The book has been available to pre-order for months and, reminiscent of the heyday of the Harry Potter series in the early 2000s, bookstores worldwide are hosting instore events including midnight release parties which will attract legions of costumed fans (retailers of black leather flight suits may also enjoy a rise in sales).

The series has many of the hallmarks of YA fantasy fiction. An unlikely but feisty heroine. A devastatingly handsome but emotionally repressed love interest. An enemies-to-lovers narrative arc. An intergenerational battle between good and evil. Dysfunctional families. Dragons.

Decidedly not intended for younger readers, though, are the frequent sexually explicit – or ‘spicy’, if you’re a BookToker – passages.

As such, the publisher recommends the series for readers aged between 18–25, though thousands of videos on BookTok make it clear that it has entirely predictably found a voracious younger readership, too.

While Yarros’ publisher, Entangled Publishing, has not yet shared the initial print run for Onyx Storm, we know that the initial hardback print run of Fourth Wing was an astounding 315,000 copies (for context, an impressive print run for a hardback novel is considered to be 75,000 or more).

Lineup of teenage girls dressed as witches and wizards at launch of Harry Potter book. They stand next to an oversized version of Harry Potter and the Order of the Pheonix
The hype around Onyx Storm's publication is reminiscent of the Harry Potter series in the early 2000s. Picture: Getty Images

Success on BookTok gives publishers the confidence to order these dizzyingly large print runs as they know that a ready (and often impatient) readership already exists.

Similarly, studio executives are more likely to buy the adaptation rights to books that have enjoyed BookTok popularity. Indeed, Fourth Wing has already been optioned for a TV series for Prime Video, and a film adaptation of Coleen Hoover’s novel It Ends with Us (2016) has recently enjoyed box office success, grossing US $351 million worldwide.

But, happily, it’s not just new titles like Yarros’ series that benefit from the BookTok effect.

Fyodor Dostoevsky’s novella White Nights – hardly standard fare for Gen Z readers – has found a rhapsodic readership within the community, with over 54,000 units of the Penguin Little Black Classics edition selling in 2024.
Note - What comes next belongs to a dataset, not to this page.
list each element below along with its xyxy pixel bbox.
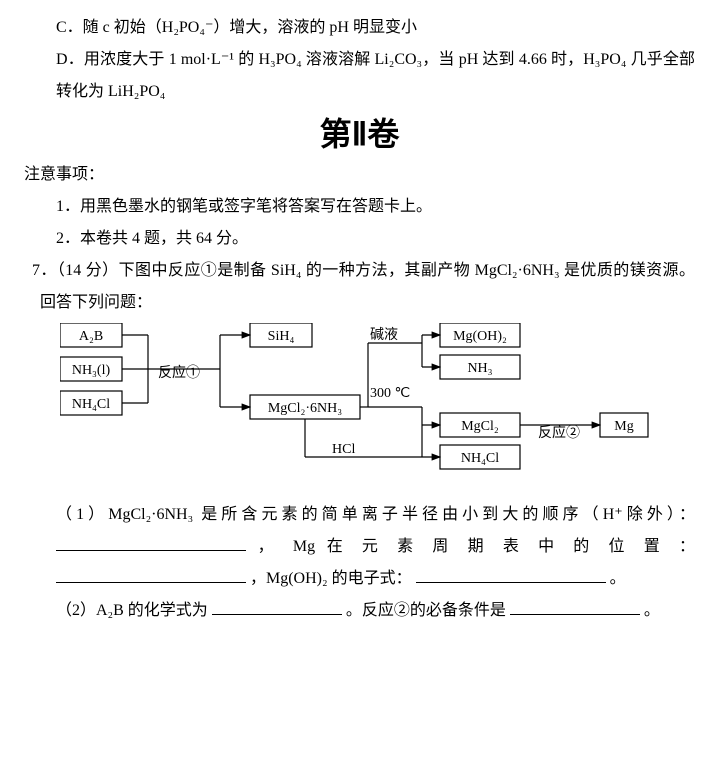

Similarly, in 2023 the inaugural TikTok Book Awards UK and Ireland included a ‘Revival’ category, allowing BookTokers to vote on their favourite ‘classic’ novel.

From a shortlist including Kazuo Ishiguro’s Never Let Me Go (2005) and George Orwell’s 1984 (1949), Jane Austen’s Pride and Prejudice (1813) emerged victorious, introducing a new generation of readers to the Bennet family.
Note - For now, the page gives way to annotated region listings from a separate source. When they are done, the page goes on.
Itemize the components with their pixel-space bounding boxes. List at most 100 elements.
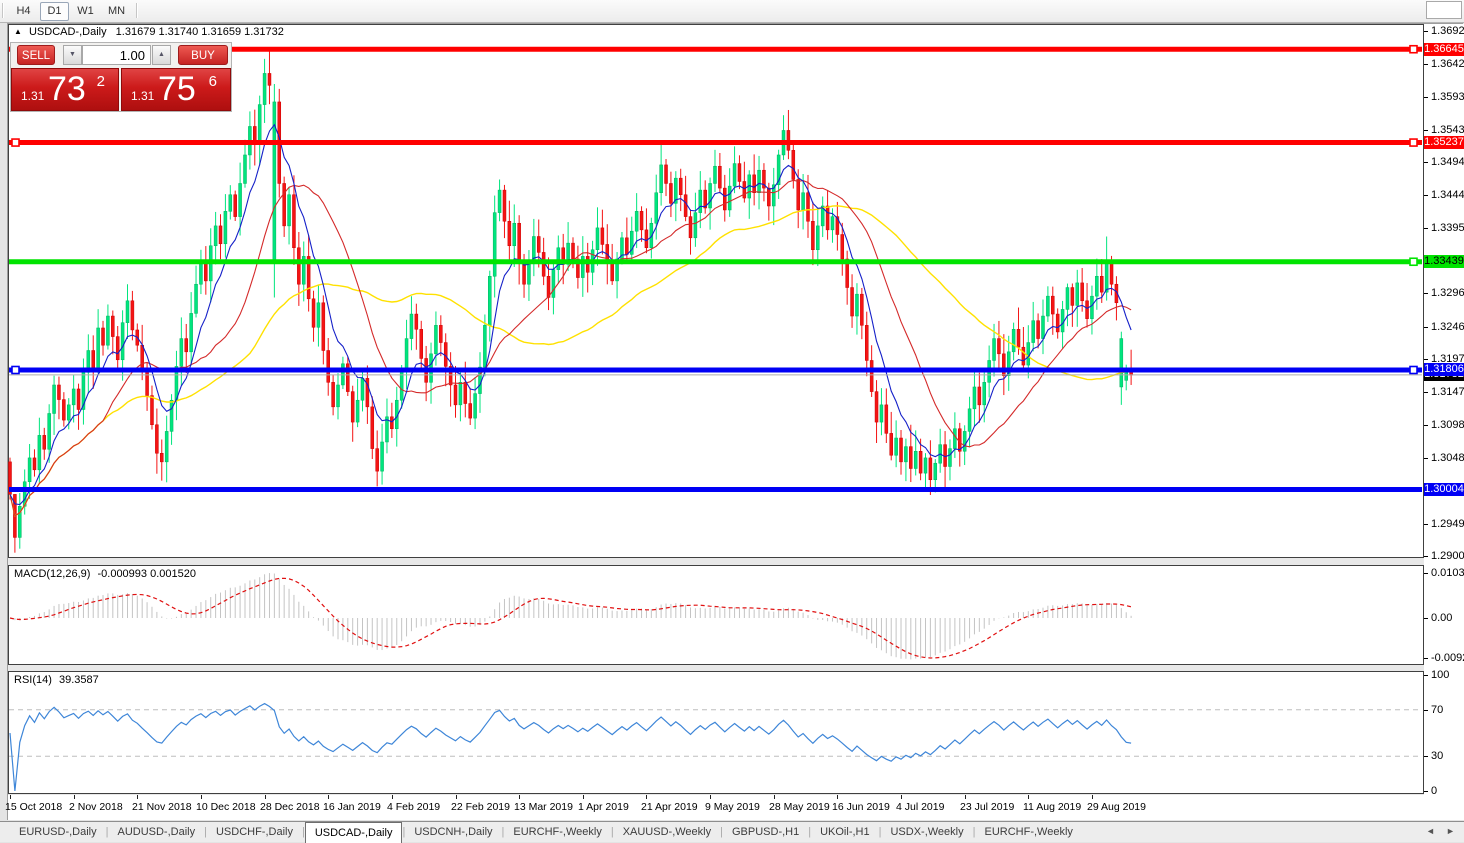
toolbar-grip [2, 3, 4, 18]
chart-tab[interactable]: USDCHF-,Daily [215, 826, 293, 838]
date-tick-mark [1028, 795, 1029, 799]
timeframe-toolbar: H4 D1 W1 MN [0, 0, 1464, 23]
price-axis-label: 1.35930 [1431, 91, 1464, 103]
level-price-badge: 1.30004 [1424, 482, 1464, 496]
rsi-name: RSI(14) [14, 674, 52, 686]
volume-decrease-button[interactable]: ▼ [63, 45, 82, 65]
macd-signal-line [9, 577, 1132, 659]
rsi-line [9, 702, 1132, 792]
date-tick-mark [646, 795, 647, 799]
chart-tab[interactable]: AUDUSD-,Daily [117, 826, 196, 838]
chart-tab[interactable]: EURCHF-,Weekly [513, 826, 602, 838]
date-axis-label: 15 Oct 2018 [5, 801, 63, 813]
buy-price-box[interactable]: 1.31 75 6 [121, 68, 231, 111]
sell-price-box[interactable]: 1.31 73 2 [11, 68, 119, 111]
buy-price-prefix: 1.31 [131, 89, 155, 103]
price-axis-label: 1.33950 [1431, 222, 1464, 234]
macd-axis-label: 0.010311 [1431, 567, 1464, 579]
macd-panel-canvas[interactable] [8, 565, 1424, 665]
timeframe-button-mn[interactable]: MN [107, 5, 126, 17]
rsi-panel-canvas[interactable] [8, 671, 1424, 794]
tab-separator: | [720, 826, 723, 838]
chart-tab[interactable]: UKOil-,H1 [820, 826, 870, 838]
axis-tick-mark [1424, 228, 1428, 229]
toolbar-separator [136, 3, 138, 18]
buy-button[interactable]: BUY [178, 45, 228, 65]
price-axis-label: 1.32460 [1431, 321, 1464, 333]
axis-tick-mark [1424, 359, 1428, 360]
rsi-axis-label: 100 [1431, 669, 1450, 681]
axis-tick-mark [1424, 162, 1428, 163]
macd-axis-label: 0.00 [1431, 612, 1453, 624]
sell-price-prefix: 1.31 [21, 89, 45, 103]
volume-input[interactable] [82, 45, 151, 65]
timeframe-button-h4[interactable]: H4 [16, 5, 31, 17]
chart-title: ▲ USDCAD-,Daily 1.31679 1.31740 1.31659 … [14, 26, 284, 38]
date-axis-label: 16 Jan 2019 [323, 801, 381, 813]
tab-scroll-right-icon[interactable]: ► [1446, 826, 1455, 836]
chart-tab[interactable]: XAUUSD-,Weekly [622, 826, 712, 838]
chart-title-ohlc: 1.31679 1.31740 1.31659 1.31732 [115, 26, 284, 38]
axis-tick-mark [1424, 97, 1428, 98]
macd-axis-label: -0.009203 [1431, 652, 1464, 664]
date-axis[interactable]: 15 Oct 2018 2 Nov 2018 21 Nov 2018 10 Dec 2… [5, 795, 1424, 820]
axis-tick-mark [1424, 675, 1428, 676]
price-chart-canvas[interactable] [8, 24, 1424, 558]
chart-tab[interactable]: USDX-,Weekly [890, 826, 964, 838]
date-axis-label: 28 Dec 2018 [260, 801, 320, 813]
date-tick-mark [392, 795, 393, 799]
price-axis-label: 1.36420 [1431, 58, 1464, 70]
axis-tick-mark [1424, 425, 1428, 426]
sell-button[interactable]: SELL [17, 45, 55, 65]
date-axis-label: 13 Mar 2019 [514, 801, 573, 813]
date-tick-mark [965, 795, 966, 799]
date-axis-label: 9 May 2019 [705, 801, 760, 813]
date-axis-label: 21 Nov 2018 [132, 801, 192, 813]
date-tick-mark [265, 795, 266, 799]
tab-separator: | [105, 826, 109, 838]
date-axis-label: 11 Aug 2019 [1023, 801, 1082, 813]
axis-tick-mark [1424, 710, 1428, 711]
tab-separator: | [808, 826, 812, 838]
tab-separator: | [501, 826, 505, 838]
axis-tick-mark [1424, 327, 1428, 328]
tab-scroll-left-icon[interactable]: ◄ [1426, 826, 1435, 836]
price-axis-label: 1.32960 [1431, 287, 1464, 299]
timeframe-button-w1[interactable]: W1 [77, 5, 94, 17]
axis-tick-mark [1424, 31, 1428, 32]
tab-separator: | [402, 826, 406, 838]
toolbar-mini-window [1426, 1, 1462, 19]
rsi-axis-label: 30 [1431, 750, 1444, 762]
axis-tick-mark [1424, 756, 1428, 757]
axis-tick-mark [1424, 293, 1428, 294]
timeframe-button-d1[interactable]: D1 [40, 2, 69, 21]
chart-tab[interactable]: USDCNH-,Daily [414, 826, 493, 838]
axis-tick-mark [1424, 524, 1428, 525]
chart-tab[interactable]: EURCHF-,Weekly [984, 826, 1073, 838]
candles [8, 49, 1133, 553]
collapse-triangle-icon[interactable]: ▲ [14, 27, 22, 36]
volume-increase-button[interactable]: ▲ [152, 45, 171, 65]
date-tick-mark [10, 795, 11, 799]
price-axis-label: 1.31470 [1431, 386, 1464, 398]
price-axis-label: 1.29490 [1431, 518, 1464, 530]
date-tick-mark [1092, 795, 1093, 799]
price-axis-label: 1.30980 [1431, 419, 1464, 431]
axis-tick-mark [1424, 392, 1428, 393]
chart-tab[interactable]: GBPUSD-,H1 [731, 826, 800, 838]
date-axis-label: 22 Feb 2019 [451, 801, 510, 813]
date-axis-label: 23 Jul 2019 [960, 801, 1015, 813]
price-axis-label: 1.34440 [1431, 189, 1464, 201]
price-axis-label: 1.30480 [1431, 452, 1464, 464]
level-price-badge: 1.33439 [1424, 255, 1464, 269]
axis-tick-mark [1424, 195, 1428, 196]
axis-tick-mark [1424, 556, 1428, 557]
macd-values: -0.000993 0.001520 [97, 568, 196, 580]
tab-separator: | [878, 826, 882, 838]
rsi-axis-label: 0 [1431, 785, 1438, 797]
chart-tab[interactable]: USDCAD-,Daily [304, 821, 403, 843]
date-tick-mark [774, 795, 775, 799]
tab-separator: | [972, 826, 976, 838]
chart-tab[interactable]: EURUSD-,Daily [19, 826, 97, 838]
buy-price-big: 75 [158, 70, 196, 108]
Though BookTok is a thoroughly digital phenomenon, it has had a significant positive effect on the fortunes of the printed book.

The TikTok Book Awards partnered with bookshop.org, an online bookseller that offers the convenience of Amazon whilst financially supporting local, independent booksellers in customers’ own communities.

Musical note-shaped, silver award trophy with inscription reading: TikTok Book Awards
Success on BookTok gives publishers confidence that a ready (and often impatient) readership already exists. Picture: Getty Images

Additionally, a significant proportion of BookTok content celebrates books not just as literary texts but as desirable physical objects, and BookTokers scramble to get their hands on deluxe limited editions with intricate endpapers and ‘spredges’ (a design printed or sprayed on the edges of the book’s pages).

Many Empyrean fans create videos showing off their bookshelves, which resemble nothing so much as shrines to Yarros’ fictional world complete with dragon figurines and other merchandise.

Given that the launch of the Kindle in 2007 had publishing houses bleakly prophesying their own demise, this giddy resurgence in the popularity of the hardback book – amongst a generation of digital natives, no less – is a welcome market development.

But after TikTok went dark for more than 170 million users in the US on 19 January 2025, and with no guarantees over its long-term survival (despite the ban being temporarily delayed by President Trump), what is the future of the coziest corner of the internet?

BookTokers, authors and publishers alike will be on tenterhooks as they wait to find out how this story ends.